Here is what is coming in the next few weeks:
I’ll attempt to describe my plan to the maximum detail possible. Please keep in mind some details might be altered and there are a few design decisions to make, but the core of this plan will not change.
The following is pseudo-code algorithm for the Firefox crcsync extension:
intercept outgoing http request
check the cache to see if there is a cached version of the url
if there is a cached version
calculate the CRC of the webpage
add the crcsync protocol headers
else
do nothing
intercept the http response and convert the response body to text/html
if it is a crcsync response (identified by the crcsync protocol response headers)
extract the response body
decompress the response body
force removal of no-cache headers to enforce caching
else
force removal of no-cache headers to enforce caching
The first part is easy, and all the header manipulating extensions (Tamperdata, liveHTTPHeaders,…) do this. All I need to do is to register an “http-on-modify-request” observer:
———————
var observerService = Components.classes["@mozilla.org/observer-service;1"].getService(Components.interfaces.nsIObserverService);
observerService.addObserver(obj, "http-on-modify-request", false);
———————
The process is also described in https://developer.mozilla.org/en/Setting_HTTP_request_headers.
In the crcsync protocol specification a new Content-Encoding is defined: crcsync. So i’ll modify the Accept-Encoding header to include crcsync, add new headers:
A-IM: crcsync
If-Block: <base 64 encoded hashes>
File-Size: <size of cached file>
And send the request.
For the second part of the algorithm, I will intercept the responses by registering a “http-on-examine-response” observer the same way as for the “http-on-modify-request”.
The tricky part is to modify the response body. I contacted a necko developer which confirmed me – “I don’t recall an API for doing this.” but he suggested a workaround using a StreamConverter used to convert between different content encodings.
If the reply contains the Content-Enconding: crcsync, the response body can be passed through the StreamConverter which will decompress the data.

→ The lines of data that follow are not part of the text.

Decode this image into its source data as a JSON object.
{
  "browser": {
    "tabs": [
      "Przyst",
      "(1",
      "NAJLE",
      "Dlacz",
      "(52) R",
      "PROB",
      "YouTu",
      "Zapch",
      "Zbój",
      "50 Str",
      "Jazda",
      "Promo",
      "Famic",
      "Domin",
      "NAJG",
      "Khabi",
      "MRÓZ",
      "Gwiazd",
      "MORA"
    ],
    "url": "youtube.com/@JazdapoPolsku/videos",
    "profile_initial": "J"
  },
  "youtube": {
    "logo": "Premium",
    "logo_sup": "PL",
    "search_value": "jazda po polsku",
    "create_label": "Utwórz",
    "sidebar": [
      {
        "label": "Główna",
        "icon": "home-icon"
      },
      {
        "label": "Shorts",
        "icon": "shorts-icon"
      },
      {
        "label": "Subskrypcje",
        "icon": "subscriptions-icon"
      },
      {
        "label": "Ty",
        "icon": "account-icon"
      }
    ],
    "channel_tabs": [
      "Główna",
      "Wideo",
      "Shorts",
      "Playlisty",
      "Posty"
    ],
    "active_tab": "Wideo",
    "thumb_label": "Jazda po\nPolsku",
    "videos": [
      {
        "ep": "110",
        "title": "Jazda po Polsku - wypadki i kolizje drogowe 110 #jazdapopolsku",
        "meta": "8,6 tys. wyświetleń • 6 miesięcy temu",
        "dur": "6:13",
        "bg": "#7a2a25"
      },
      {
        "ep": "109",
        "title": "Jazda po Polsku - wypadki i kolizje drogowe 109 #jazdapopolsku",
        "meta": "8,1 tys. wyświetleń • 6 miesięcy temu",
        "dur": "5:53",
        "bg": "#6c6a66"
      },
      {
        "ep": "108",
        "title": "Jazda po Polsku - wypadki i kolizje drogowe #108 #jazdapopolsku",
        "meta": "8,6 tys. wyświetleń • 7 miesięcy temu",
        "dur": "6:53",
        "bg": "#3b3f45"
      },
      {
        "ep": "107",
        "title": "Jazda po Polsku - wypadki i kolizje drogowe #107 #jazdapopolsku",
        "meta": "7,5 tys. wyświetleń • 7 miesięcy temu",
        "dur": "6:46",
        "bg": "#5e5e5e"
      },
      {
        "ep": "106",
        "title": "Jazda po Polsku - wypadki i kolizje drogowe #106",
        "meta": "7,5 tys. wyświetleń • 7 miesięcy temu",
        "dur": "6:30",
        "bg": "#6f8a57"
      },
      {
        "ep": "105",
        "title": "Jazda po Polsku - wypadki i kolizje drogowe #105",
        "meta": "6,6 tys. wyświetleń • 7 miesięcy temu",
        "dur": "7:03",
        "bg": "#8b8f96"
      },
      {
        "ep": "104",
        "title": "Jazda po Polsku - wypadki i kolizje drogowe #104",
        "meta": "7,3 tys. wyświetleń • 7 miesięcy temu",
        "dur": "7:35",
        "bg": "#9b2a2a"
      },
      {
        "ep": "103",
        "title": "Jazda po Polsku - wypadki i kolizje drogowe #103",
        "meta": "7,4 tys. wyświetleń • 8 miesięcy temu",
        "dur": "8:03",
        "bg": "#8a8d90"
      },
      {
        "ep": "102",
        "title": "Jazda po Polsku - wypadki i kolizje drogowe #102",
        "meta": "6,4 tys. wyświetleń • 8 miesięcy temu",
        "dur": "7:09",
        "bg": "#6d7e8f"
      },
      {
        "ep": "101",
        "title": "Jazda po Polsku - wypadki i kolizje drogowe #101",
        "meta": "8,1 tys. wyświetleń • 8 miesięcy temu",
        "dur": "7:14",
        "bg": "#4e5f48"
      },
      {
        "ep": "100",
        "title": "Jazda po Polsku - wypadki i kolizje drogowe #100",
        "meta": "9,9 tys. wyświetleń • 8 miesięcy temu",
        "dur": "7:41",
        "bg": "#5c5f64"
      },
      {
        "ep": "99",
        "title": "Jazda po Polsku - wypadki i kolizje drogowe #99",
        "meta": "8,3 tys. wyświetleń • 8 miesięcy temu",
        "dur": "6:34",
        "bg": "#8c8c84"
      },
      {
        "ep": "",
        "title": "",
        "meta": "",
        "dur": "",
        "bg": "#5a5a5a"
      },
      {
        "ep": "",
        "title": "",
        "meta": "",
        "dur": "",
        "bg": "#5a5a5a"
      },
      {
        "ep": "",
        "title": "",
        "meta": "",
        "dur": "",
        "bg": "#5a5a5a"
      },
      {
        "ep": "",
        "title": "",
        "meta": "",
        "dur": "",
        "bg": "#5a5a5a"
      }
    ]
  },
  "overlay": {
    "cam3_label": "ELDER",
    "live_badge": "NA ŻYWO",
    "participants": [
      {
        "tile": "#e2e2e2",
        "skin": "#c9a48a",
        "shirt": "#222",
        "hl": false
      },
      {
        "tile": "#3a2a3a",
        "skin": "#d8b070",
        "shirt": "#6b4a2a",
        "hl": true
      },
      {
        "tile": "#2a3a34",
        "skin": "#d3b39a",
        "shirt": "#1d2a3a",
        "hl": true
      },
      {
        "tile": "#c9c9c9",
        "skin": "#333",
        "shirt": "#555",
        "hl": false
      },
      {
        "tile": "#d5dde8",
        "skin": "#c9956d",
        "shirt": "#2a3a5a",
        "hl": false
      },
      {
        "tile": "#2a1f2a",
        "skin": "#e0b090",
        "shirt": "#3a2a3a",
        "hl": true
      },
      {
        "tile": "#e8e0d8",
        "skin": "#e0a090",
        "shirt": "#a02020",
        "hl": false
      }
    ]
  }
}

To register a StreamConverter, the answer is in netwerk/streamconv/public/nsIStreamConverter.idl:
70 * Registering a stream converter:
71 * Stream converter registration is a two step process. First of all the stream
72 * converter implementation must register itself with the component manager using
73 * a contractid in the format below. Second, the stream converter must add the contractid
74 * to the registry.
75 *
76 * Stream converter contractid format (the stream converter root key is defined in this
77 * file):
78 *
79 * @mozilla.org/streamconv;1?from=FROM_MIME_TYPE&to=TO_MIME_TYPE
Which would translate to @mozilla.org/streamconv;1?from=crcsync&to=uncompressed.
Since the response has various “no-cache” headers and expiry date set in the past Firefox will not cache it. So the best option is to strip the response headers which cause the caching to fail.
The best way to force this caching is to strip the offending headers (the code can be taken from the BetterCache extension – http://netticat.ath.cx/BetterCache/BetterCache.htm).
Is it my opinion that the cache mechanism should be integrated with the regular Firefox cache, BUT on a separate CacheSession in the offline cache.
Right now I can think of one way to do it. By keeping the crcsync cache in the offline cache, we can assure that ONLY the crcsync responses are cached in this special cache. That way, the extension will only send the request headers if it finds an existing cache copy of the remote resource. If not, then the remote server is not crcsync-aware and there is no need to modify headers.
To use the cache for read / write access, I need to create a CacheSession wit the CacheService (@mozilla.org/network/cache-service;1). This CacheSession would run in parallel with the regular cache for non-crcsync enabled servers.
On to the performance. Most of the cpu-intensive tasks will be done in crcsync library, which will be compiled as a C++ XPCOM component.
Now there is an important design decision to be made. Should the rest of the extension be written in C++ or Javascript?
Although I haven’t written a line in Javascript and I have experience with C++, Javascript seems really easy and manageable.
I’ll probably do a bit of both.
My original idea to use other extensions as a base doesn’t seem as interesting as I thought it was. Most of these extensions have complex XUL interfaces, and I don’t think I need a GUI (only for on and off, but that can by done by the “disable” button in the addons dialog).
But of course, looking at their source code for ideas and for “robbing” snippets of code is still an excellent idea.
I expect to finish coding in July. In August I will do some serious testing and eventually improve the performance and efficiency of the protocol and the extension. During this phase I will also distribute the beta version of the extension to the http-crcsync developers.
I’m committing myself to maintaining it after the end of GSoC and upgrade whenever a new version of Firefox or the crcsync protocol emerges.